Pioneer Information
Born in Wilkes-Barre, Pennsylvania, Lohmann graduated from Pennsylvania State University with a B.S. in 1910. He attended graduate school at Harvard University and completed an M.L.A. in 1914. Inspired by the City Beautiful movement, Lohmann wrote a thesis entitled The Design of a Coal Mining Village. Upon graduation, he briefly returned to Pennsylvania to promote the potential of parks, playgrounds, and plantings as a means of improving mining towns. In 1915 he found work with the Detroit City Planning Commission. Towards the end of World War I, Lohmann joined the Town Planning Division of the U.S. Shipping Board, where he planned emergency towns for ship workers.
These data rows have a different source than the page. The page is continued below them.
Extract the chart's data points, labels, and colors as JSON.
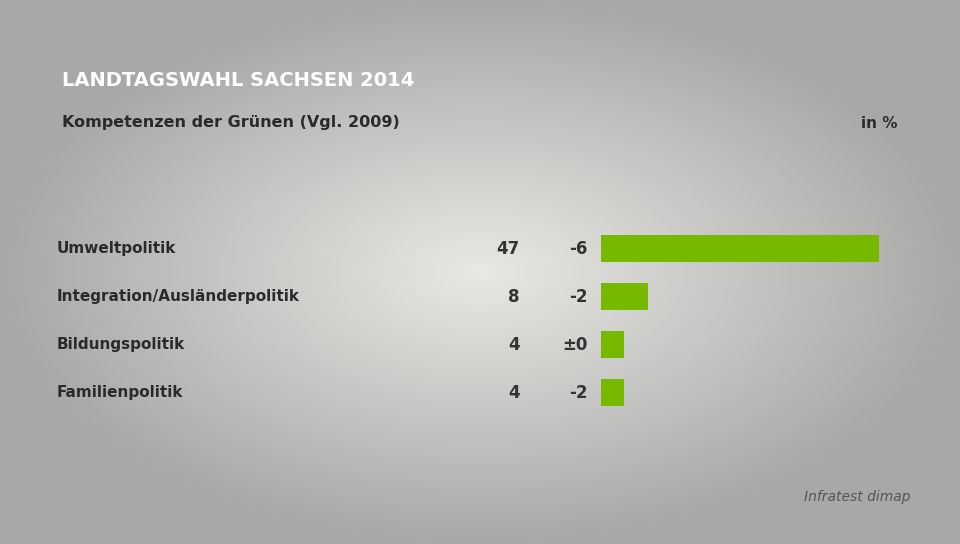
{
  "title_banner": "LANDTAGSWAHL SACHSEN 2014",
  "subtitle": "Kompetenzen der Grünen (Vgl. 2009)",
  "unit_label": "in %",
  "source": "Infratest dimap",
  "categories": [
    "Umweltpolitik",
    "Integration/Ausländerpolitik",
    "Bildungspolitik",
    "Familienpolitik"
  ],
  "values": [
    47,
    8,
    4,
    4
  ],
  "changes": [
    "-6",
    "-2",
    "±0",
    "-2"
  ],
  "bar_color": "#76b900",
  "bg_color_center": "#e8e8e4",
  "bg_color_edge": "#b0b0aa",
  "banner_color": "#1a3a6b",
  "banner_text_color": "#ffffff",
  "subtitle_bg": "#f5f5f5",
  "subtitle_color": "#2a2a2a",
  "row_bg_color": "#ffffff",
  "row_border_color": "#cccccc",
  "label_color": "#2a2a2a",
  "value_color": "#333333",
  "source_color": "#555555",
  "max_bar_value": 47,
  "fig_width": 9.6,
  "fig_height": 5.44,
  "dpi": 100
}
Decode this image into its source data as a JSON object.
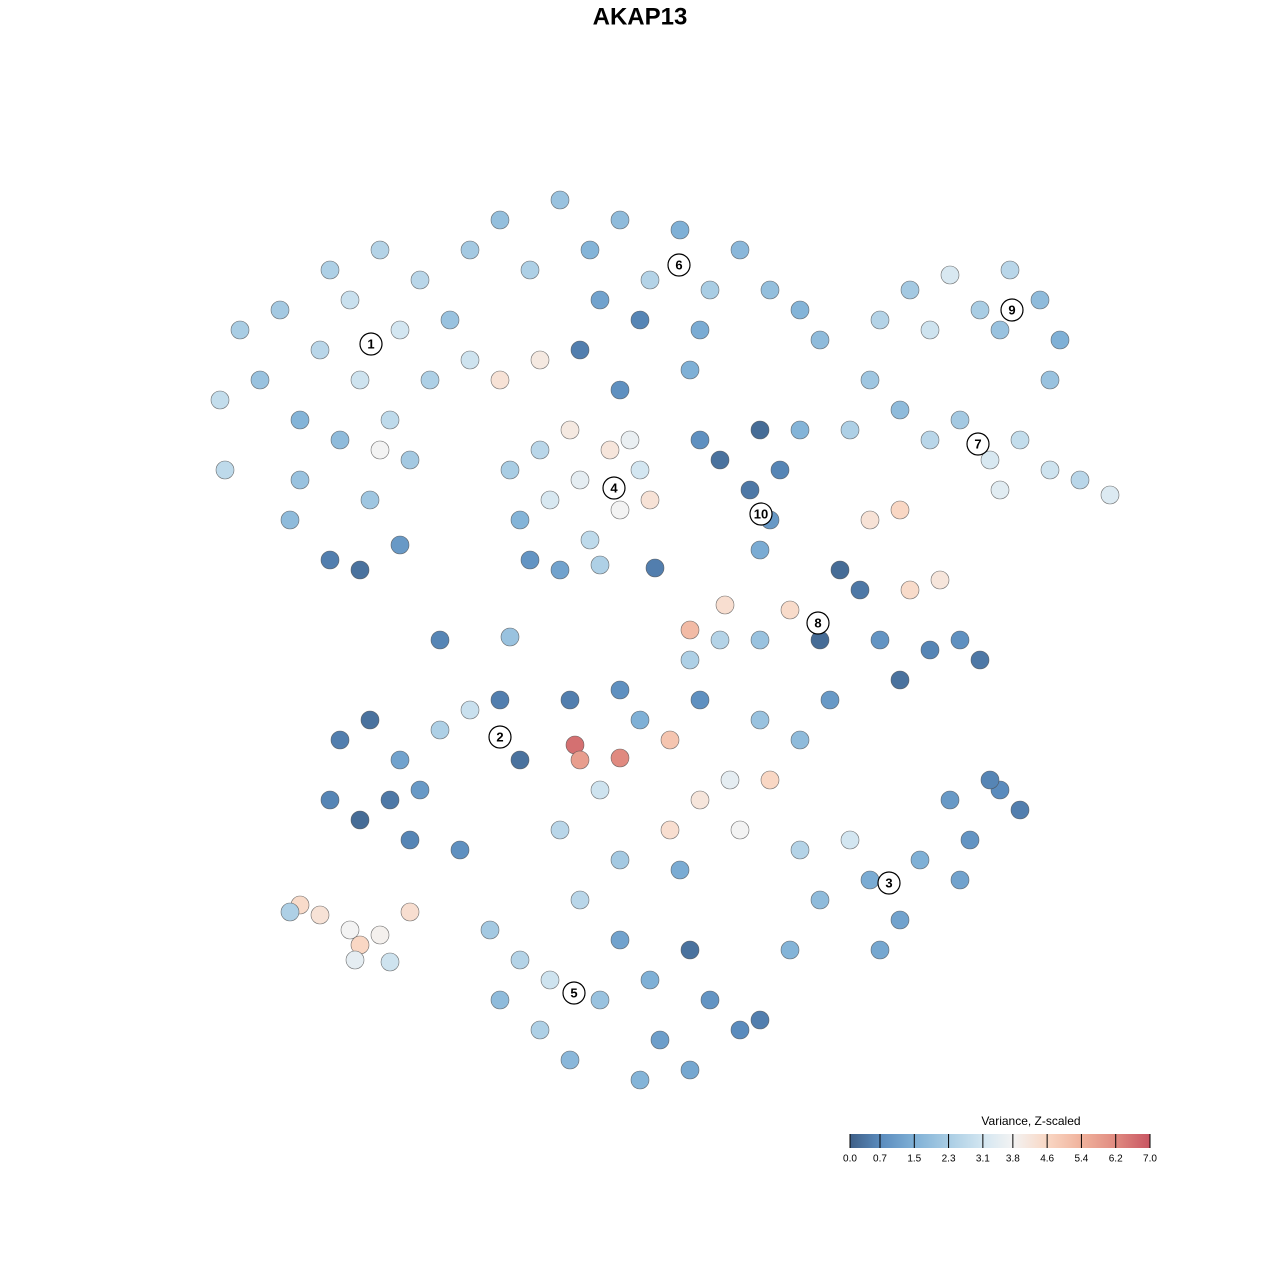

In 1921, Lohmann moved to Urbana, Illinois, where he taught landscape architecture from 1921 to 1948, and City and Regional Planning from 1948 until 1955 at the University of Illinois, Urbana-Champaign. As an interdisciplinary academic, Lohmann contributed to the emergence of a mid-century American planning movement that had roots in landscape architecture. He is credited with developing a course in Regional Planning in 1933, which was the first of its kind to be offered in an American university. Lohmann also authored numerous planning textbooks, technical reports, articles, and pamphlets. His most influential work is the textbook Principles of City Planning (1931).
Though best known as an educator, Lohmann also took private commissions. He collaborated with Harland Bartholomew on a campus master plan for Rutgers University (1927), authored a long-range park plan for the State of Illinois (1938), and a campus landscape plan for Fredonia State College, New York (1958). In 1949 Lohmann was appointed Commissioner of the Urbana Park District and was subsequently elected president of that board. He became a Fellow of the American Society of Landscape Architects in 1955. Lohmann died in Urbana, Illinois, at the age of 75.